Looking forward she cited theologian Karl Rahner who talked about the need to find opportunities for growth and faith for the generations coming behind us. She suggested that the role of women, digital literacy, opportunities coming out of the awfulness of covid, the value of symbols and rituals could be sources of faith. She said faith could be found with artists, poets, storytellers and songwriter; with activists; in Christian mysticism; and in memories of the past.
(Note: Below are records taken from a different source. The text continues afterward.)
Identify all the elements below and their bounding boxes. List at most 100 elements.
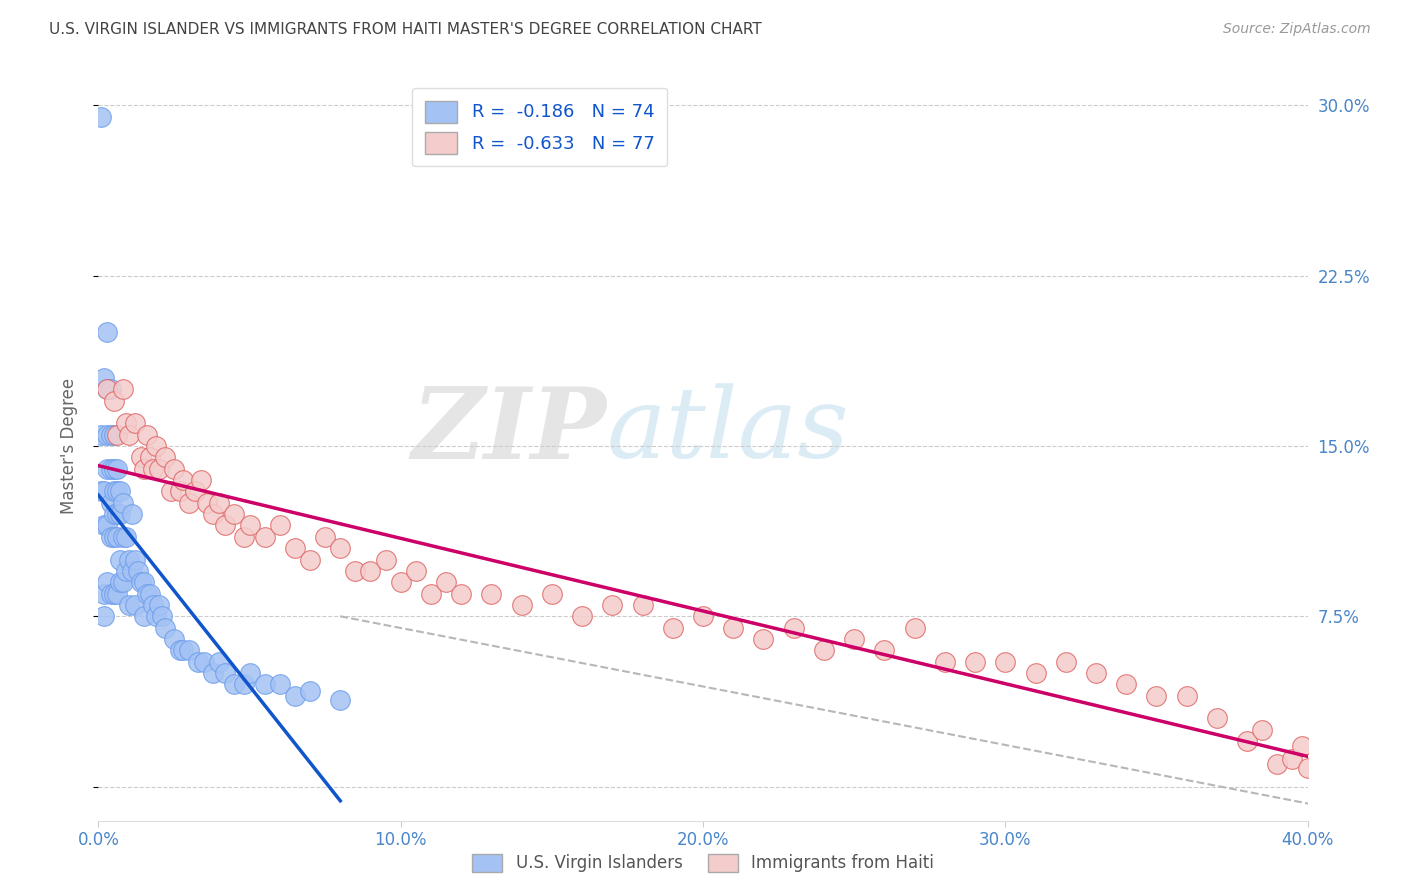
Point [105,427,128,442]
Point [187,655,209,669]
Point [93,518,115,533]
Point [96,518,118,533]
Point [692,609,714,624]
Point [108,484,131,499]
Point [108,575,131,590]
Point [239,518,262,533]
Point [105,507,128,521]
Point [103,530,125,544]
Point [344,564,367,578]
Point [105,530,128,544]
Point [132,461,155,475]
Point [108,507,131,521]
Point [96,382,118,396]
Point [1115,677,1137,691]
Point [111,496,134,510]
Point [1327,768,1350,782]
Point [405,564,427,578]
Point [118,427,141,442]
Point [195,496,218,510]
Point [105,484,128,499]
Point [284,541,307,556]
Point [145,439,167,453]
Legend: R =  -0.186   N = 74, R =  -0.633   N = 77: R = -0.186 N = 74, R = -0.633 N = 77 [412,88,668,166]
Point [172,643,194,657]
Point [214,666,236,681]
Point [96,427,118,442]
Point [374,552,396,566]
Point [723,621,745,635]
Point [129,575,152,590]
Point [1320,766,1343,780]
Text: U.S. VIRGIN ISLANDER VS IMMIGRANTS FROM HAITI MASTER'S DEGREE CORRELATION CHART: U.S. VIRGIN ISLANDER VS IMMIGRANTS FROM … [49,22,762,37]
Point [752,632,775,646]
Point [269,518,291,533]
Point [96,461,118,475]
Point [540,586,562,600]
Point [103,393,125,408]
Point [813,643,835,657]
Point [160,484,183,499]
Point [299,684,322,698]
Point [1267,756,1289,771]
Point [510,598,533,612]
Point [163,461,186,475]
Point [103,586,125,600]
Point [139,450,162,465]
Point [132,575,155,590]
Point [96,382,118,396]
Point [105,461,128,475]
Point [284,689,307,703]
Point [132,609,155,624]
Point [100,496,122,510]
Point [965,655,987,669]
Point [314,530,336,544]
Point [148,461,170,475]
Point [184,484,207,499]
Point [105,586,128,600]
Y-axis label: Master's Degree: Master's Degree [59,378,77,514]
Point [299,552,322,566]
Point [100,461,122,475]
Point [90,110,112,124]
Point [253,677,276,691]
Point [129,450,152,465]
Point [232,530,254,544]
Point [269,677,291,691]
Point [360,564,382,578]
Point [661,621,683,635]
Point [100,427,122,442]
Legend: U.S. Virgin Islanders, Immigrants from Haiti: U.S. Virgin Islanders, Immigrants from H… [465,847,941,879]
Point [135,427,157,442]
Point [193,655,215,669]
Point [103,507,125,521]
Point [994,655,1017,669]
Point [1144,689,1167,703]
Point [139,586,162,600]
Text: ZIP: ZIP [412,383,606,479]
Text: atlas: atlas [606,384,849,479]
Point [253,530,276,544]
Point [124,552,146,566]
Point [96,575,118,590]
Point [1175,689,1198,703]
Point [93,586,115,600]
Point [1291,739,1313,753]
Point [783,621,806,635]
Point [1024,666,1046,681]
Point [135,586,157,600]
Point [93,484,115,499]
Point [1281,752,1303,766]
Point [190,473,212,487]
Point [208,496,231,510]
Point [111,382,134,396]
Point [1312,752,1334,766]
Point [111,530,134,544]
Point [148,598,170,612]
Point [329,541,352,556]
Point [150,609,173,624]
Point [118,598,141,612]
Point [121,564,143,578]
Point [172,473,194,487]
Point [239,666,262,681]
‘We are not masters of the world’

The Revd Dr Sahr Yambasu explained that where he grew up people are born into a society of faith, nurtured in that faith and grow up in faith. One of the values learned was that everything was interrelated and everyone was important. In the west, he discovered, many people wanted to define him by his activities, by the speed in which he did them and the things he acquired in doing them. “I catch myself and say ‘your value does not exist in your achievements or your speed or in comparing yourself with others. That was impressed more and more in Covid times. Suddenly it occurred to me that it had to take an invisible virus to reflect and know that we are not masters of the world and not in control of this world… As I go into the future I go reminding myself that I or no one else is a master of the universe, only God. Our value is not decided by the sum total of our activities or achievements. My personal dream is that we would know this fact and live it accordingly,” he stated.

‘A waking nightmare looming’

Rabbi Dr Charles Middleburgh shared his vision for the future which he termed a “waking nightmare looming ever larger before us all”. He said that due to humanity’s wanton abuse of the planet, our world faces catastrophe of a kind that will make our perceived powerlessness in the pandemic seem like nothing at all. Citing the devastating impacts of rising sea levels and temperatures, he predicted that millions would migrate to Europe resulting in terrible conflict.

“The Abrahamic Faiths have a lot to answer for in this regard, gifting believers with the idea that the planet and all that is in it was put there for human benefit. We are all guilty of crimes against the planet and it is high time we acted concertedly to try and make amends,” he stated. “Nothing less than a global alliance of the faiths, working with the faithful to mitigate as far as is possible the most egregious of our past actions is acceptable. Failure to do this will result in disaster for billions of people, and the structures of faith will be collateral damage, and deservedly so.”

‘The Lord is rousing our spirits’

Bringing the presentations to a close, the Revd Lorraine Kennedy–Ritchie said she grew up in a part of the world that will only get access to the vaccine in three years’ time. But she said that the Lord was using the pandemic to call us back to being present in our circumstances. “The Lord is rousing our spirit and calling us back as his people of faith. We need the institutional framework. There needs to be governance. But he is calling us, rousing our spirits to flourish where we are planted in the midst of the pandemic,” she commented. “I am experiencing this pandemic with members of my family in West Africa, South Africa and Ireland. The pandemic is challenging us in how we respond as citizens, human beings and members of communities. The Church has suddenly taken on a meaning that was not present before.”